The Summer Solstice is the tenth solar term of the twenty-four solar terms in China, which typically falls between June 20th to 22nd in the Gregorian calendar, this year it falls on June 21st. On the day of the Summer Solstice the Northern Hemisphere experiences the longest period of daylight. The higher latitudes, the longer daylight period.
On this day in Denmark, the sun reaches both its highest and northernmost points in the sky, resulting in the longest day and the shortest night of the year. In Denmark this day is called Midsummer. The Danes celebrate this day on the evening of June 23 also known as Sankt Hans Aften (St. John’s Eve). It is typically marked by the burning of huge bonfires with a witch atop, and as it burns the community sings traditional songs. Historically the day was associated with symbolism, magic and superstitions. Since the 1920s, bonfires have been topped with a puppet resembling a witch to symbolize the burning of all things evil. On the evening of Sankt Hans across the beaches and lake areas there are big public and private gatherings with speeches, picnics and traditional songs which culminate with the burning of the bonfire.
In China, summer solstice is a season for wheat harvest.
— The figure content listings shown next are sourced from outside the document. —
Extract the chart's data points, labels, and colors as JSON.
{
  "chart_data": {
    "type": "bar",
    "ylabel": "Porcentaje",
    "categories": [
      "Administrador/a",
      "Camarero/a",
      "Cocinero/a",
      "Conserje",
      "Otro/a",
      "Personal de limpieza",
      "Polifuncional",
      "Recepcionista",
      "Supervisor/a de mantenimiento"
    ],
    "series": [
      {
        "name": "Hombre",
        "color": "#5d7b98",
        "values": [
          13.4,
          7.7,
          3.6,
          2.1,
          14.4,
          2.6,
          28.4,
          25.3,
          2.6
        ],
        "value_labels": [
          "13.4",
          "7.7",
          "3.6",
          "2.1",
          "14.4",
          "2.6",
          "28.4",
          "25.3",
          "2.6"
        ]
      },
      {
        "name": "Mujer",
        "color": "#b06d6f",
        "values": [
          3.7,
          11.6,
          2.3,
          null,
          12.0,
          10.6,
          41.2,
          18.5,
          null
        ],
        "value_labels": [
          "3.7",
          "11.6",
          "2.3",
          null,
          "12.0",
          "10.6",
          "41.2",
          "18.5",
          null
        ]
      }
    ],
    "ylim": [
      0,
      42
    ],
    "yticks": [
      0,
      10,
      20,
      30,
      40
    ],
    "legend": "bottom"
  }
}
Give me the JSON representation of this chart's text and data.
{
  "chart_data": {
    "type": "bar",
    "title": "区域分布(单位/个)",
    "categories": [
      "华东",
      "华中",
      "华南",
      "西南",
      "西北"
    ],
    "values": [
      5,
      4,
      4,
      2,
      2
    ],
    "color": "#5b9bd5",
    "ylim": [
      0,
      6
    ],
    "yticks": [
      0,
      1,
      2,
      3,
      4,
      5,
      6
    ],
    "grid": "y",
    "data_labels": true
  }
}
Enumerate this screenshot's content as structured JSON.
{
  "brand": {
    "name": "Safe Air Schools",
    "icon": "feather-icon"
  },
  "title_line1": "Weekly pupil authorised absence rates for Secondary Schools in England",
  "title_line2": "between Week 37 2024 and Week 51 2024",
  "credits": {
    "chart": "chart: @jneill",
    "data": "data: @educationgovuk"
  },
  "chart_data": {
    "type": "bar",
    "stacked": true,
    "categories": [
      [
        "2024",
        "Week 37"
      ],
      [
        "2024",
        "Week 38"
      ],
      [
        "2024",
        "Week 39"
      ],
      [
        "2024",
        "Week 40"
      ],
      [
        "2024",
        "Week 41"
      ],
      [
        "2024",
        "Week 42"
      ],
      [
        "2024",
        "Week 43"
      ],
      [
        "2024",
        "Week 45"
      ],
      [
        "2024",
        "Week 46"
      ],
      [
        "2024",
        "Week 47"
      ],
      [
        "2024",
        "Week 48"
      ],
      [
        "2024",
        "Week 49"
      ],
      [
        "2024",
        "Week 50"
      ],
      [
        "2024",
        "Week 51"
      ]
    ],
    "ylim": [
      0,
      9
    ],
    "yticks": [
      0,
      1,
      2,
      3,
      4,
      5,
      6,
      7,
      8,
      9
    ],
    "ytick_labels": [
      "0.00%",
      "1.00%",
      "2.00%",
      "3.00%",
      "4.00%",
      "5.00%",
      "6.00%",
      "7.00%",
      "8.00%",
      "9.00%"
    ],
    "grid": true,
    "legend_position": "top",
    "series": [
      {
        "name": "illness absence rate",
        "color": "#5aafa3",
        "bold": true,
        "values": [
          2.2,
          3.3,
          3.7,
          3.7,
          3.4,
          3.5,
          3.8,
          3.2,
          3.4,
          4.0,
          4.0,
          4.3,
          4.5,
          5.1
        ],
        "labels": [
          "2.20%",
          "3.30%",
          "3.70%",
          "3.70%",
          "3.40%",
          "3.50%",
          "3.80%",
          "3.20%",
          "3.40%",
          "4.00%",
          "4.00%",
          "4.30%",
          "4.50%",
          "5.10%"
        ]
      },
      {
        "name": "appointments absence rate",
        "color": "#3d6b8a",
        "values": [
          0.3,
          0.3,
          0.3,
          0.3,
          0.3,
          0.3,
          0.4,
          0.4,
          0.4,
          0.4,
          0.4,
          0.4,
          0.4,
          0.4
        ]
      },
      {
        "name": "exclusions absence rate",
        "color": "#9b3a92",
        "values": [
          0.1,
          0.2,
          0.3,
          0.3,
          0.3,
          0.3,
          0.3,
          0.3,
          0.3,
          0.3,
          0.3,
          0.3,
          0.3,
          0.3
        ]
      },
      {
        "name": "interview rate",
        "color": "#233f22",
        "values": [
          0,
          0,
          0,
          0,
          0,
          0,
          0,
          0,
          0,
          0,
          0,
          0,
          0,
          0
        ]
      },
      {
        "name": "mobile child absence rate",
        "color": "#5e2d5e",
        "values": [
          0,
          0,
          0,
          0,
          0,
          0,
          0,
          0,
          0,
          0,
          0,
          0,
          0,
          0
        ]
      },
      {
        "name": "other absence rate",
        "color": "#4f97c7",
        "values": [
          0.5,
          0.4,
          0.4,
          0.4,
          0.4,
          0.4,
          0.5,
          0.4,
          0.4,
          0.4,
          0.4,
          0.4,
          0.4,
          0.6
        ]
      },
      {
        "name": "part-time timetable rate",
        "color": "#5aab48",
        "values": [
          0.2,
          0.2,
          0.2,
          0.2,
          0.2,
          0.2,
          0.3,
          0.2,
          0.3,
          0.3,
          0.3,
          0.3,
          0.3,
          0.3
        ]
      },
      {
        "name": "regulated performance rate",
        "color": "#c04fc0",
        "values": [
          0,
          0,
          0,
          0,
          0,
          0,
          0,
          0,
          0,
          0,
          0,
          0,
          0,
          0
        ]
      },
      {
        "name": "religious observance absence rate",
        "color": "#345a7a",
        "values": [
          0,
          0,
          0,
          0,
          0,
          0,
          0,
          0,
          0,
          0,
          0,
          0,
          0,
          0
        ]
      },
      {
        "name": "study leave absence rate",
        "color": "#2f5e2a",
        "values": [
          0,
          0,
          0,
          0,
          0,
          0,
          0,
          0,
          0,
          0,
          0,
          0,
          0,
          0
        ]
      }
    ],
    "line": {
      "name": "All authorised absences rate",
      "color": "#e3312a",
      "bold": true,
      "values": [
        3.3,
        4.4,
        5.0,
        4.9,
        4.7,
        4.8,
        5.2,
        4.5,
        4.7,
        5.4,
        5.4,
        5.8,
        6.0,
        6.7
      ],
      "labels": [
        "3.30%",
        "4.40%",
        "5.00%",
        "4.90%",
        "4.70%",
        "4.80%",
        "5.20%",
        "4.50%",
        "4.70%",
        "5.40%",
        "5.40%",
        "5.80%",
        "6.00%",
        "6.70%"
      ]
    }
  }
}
After harvesting, farmers in some regions host the grand festival, showing their gratitude to gods and their eagerness to see bumper autumn harvest by offering sacrifices to gods and ancestors.
Since ancient times, eating noodles has been an important custom in many regions of China during the summer solstice. Since the new wheat has been harvested on summer solstice, so by eating noodles during this day also allow people to taste the new wheat harvest. As the classic saying goes, the winter solstice is a time for dumplings and the summer solstice is a time for noodles. Beijingers pay special attention to eat noodles with soybean paste, served with greens, carrots and other vegetables on the day of the summer solstice, because during the summer season the yang energy is very high inside the body compared to outside the body. After the summer solstice, the yang energy and the yin energy inter-transform. The yin energy increases inside the body, so the diet shall aim to relieving heat and increasing appetite. Therefore, you shall eat more bitter foods in order to restore the body.
After the summer solstice, the temperature gradually increases, and the body sweat rate will also increase, so it means that the body needs a larger water requirement. In this regard, you can also adjust the diet, such as drinking Mung Bean Soup, salt water and so on. It is important to note that you shall not drink too much of Mung Bean Soup, nor drink it like drinking water. Also, people with cold and weak constitutions are not suitable for drinking Mung Bean Soup.
The theory of Zhouyi believes that summer belongs to fire and corresponds to the heart of the five internal organs. Therefore, after the summer solstice, you shall focus on heart nourishing. The summer is hot and it is often distracting, and when you get annoyed it will make you even hotter, which can affect the body’s functional activities, resulting in many adverse spiritual effects. As the saying goes in Chinese: “A calm heart keeps you cool”, therefore, you should be good at adjustment, sit more and eliminate distractions.
Chinese folks divide the 15 days after the Summer Solstice into three “periods”, usually the first three days as the first period, five days after as the second period, and the last seven days as the third period. During those periods, the temperature in most parts of China is relatively high. Also, there is sufficient sunshine, the crops grow rapidly, and both physiological and ecological water requirements are high. At this time, precipitation has a great impact on agricultural output, and there is a saying that “a raindrop in Summer Solstice worth a thousand pieces of gold.”